—Te digo que me había olvidado de todo —dijo, golpeando ligeramente el mostrador con los nudillos, para dar énfasis—. ¿Has oído alguna vez de una amnesia tan absoluta que uno ni siquiera se dé cuenta de que tiene amnesia?
Ricky Lee sacudió la cabeza.
—Yo tampoco. Pero esta noche, mientras venía hacia aquí, me vino todo de golpe. Recordaba a Mike Hanlon, pero sólo porque él me había llamado por teléfono. Me acordaba de Derry, pero sólo porque él me había llamado desde allá.
—¿Derry?
—Y eso era todo. Me di cuenta de que no pensaba en mi infancia desde… No sé siquiera desde cuándo. Y entonces, justo en ese momento, volvió todo, en un torrente. Como lo que hicimos con el cuarto dólar de plata, por ejemplo.
—¿Qué hicieron con él, señor Hanscom?
El ingeniero miró su reloj y, de pronto, bajó de su taburete. Se tambaleó un poquito, apenas. Eso fue todo.

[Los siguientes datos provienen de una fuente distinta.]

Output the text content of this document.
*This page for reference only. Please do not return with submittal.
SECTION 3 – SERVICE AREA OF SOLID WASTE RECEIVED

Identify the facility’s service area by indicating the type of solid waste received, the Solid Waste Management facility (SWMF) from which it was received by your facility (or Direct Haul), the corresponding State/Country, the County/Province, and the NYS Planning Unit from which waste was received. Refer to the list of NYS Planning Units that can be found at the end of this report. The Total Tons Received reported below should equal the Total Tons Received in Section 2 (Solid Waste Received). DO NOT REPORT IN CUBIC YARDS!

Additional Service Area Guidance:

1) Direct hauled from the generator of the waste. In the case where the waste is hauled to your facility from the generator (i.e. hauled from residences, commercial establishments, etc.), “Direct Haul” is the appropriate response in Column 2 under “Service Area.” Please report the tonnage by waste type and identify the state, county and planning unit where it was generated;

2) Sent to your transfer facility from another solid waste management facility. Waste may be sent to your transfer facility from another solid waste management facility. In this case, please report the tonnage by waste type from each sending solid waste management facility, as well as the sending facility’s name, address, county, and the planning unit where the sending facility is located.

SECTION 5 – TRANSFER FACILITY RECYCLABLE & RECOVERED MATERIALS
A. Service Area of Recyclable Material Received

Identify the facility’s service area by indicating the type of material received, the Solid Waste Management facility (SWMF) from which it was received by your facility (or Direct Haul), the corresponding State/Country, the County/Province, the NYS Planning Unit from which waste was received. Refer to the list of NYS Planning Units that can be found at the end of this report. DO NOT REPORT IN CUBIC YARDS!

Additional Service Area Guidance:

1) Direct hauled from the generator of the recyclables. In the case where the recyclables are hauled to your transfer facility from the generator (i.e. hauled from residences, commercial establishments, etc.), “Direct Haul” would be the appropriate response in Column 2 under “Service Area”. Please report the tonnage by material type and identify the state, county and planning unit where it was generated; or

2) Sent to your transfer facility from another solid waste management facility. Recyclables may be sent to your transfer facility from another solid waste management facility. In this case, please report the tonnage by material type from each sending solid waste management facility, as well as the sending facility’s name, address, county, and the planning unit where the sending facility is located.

—No puedo permitir que se me escape el tiempo —dijo—. Esta noche tengo que volar.
Ricky Lee puso inmediatamente expresión de alarma. Hanscom se echó a reír.
—No seré yo quien pilote el avión. Esta vez no. Voy con United Airlines, Ricky Lee.
—Ah. —Seguramente se le veía el alivio en la cara, pero no importaba—. ¿Adónde va?
Hanscom aún tenía la camisa abierta. Observó pensativamente las líneas blancas, melladas, de la vieja cicatriz, y comenzó a abotonarse la camisa.
—¿No te lo dije, Ricky Lee? A casa. Vuelvo a casa. Da esos dólares a tus chicos.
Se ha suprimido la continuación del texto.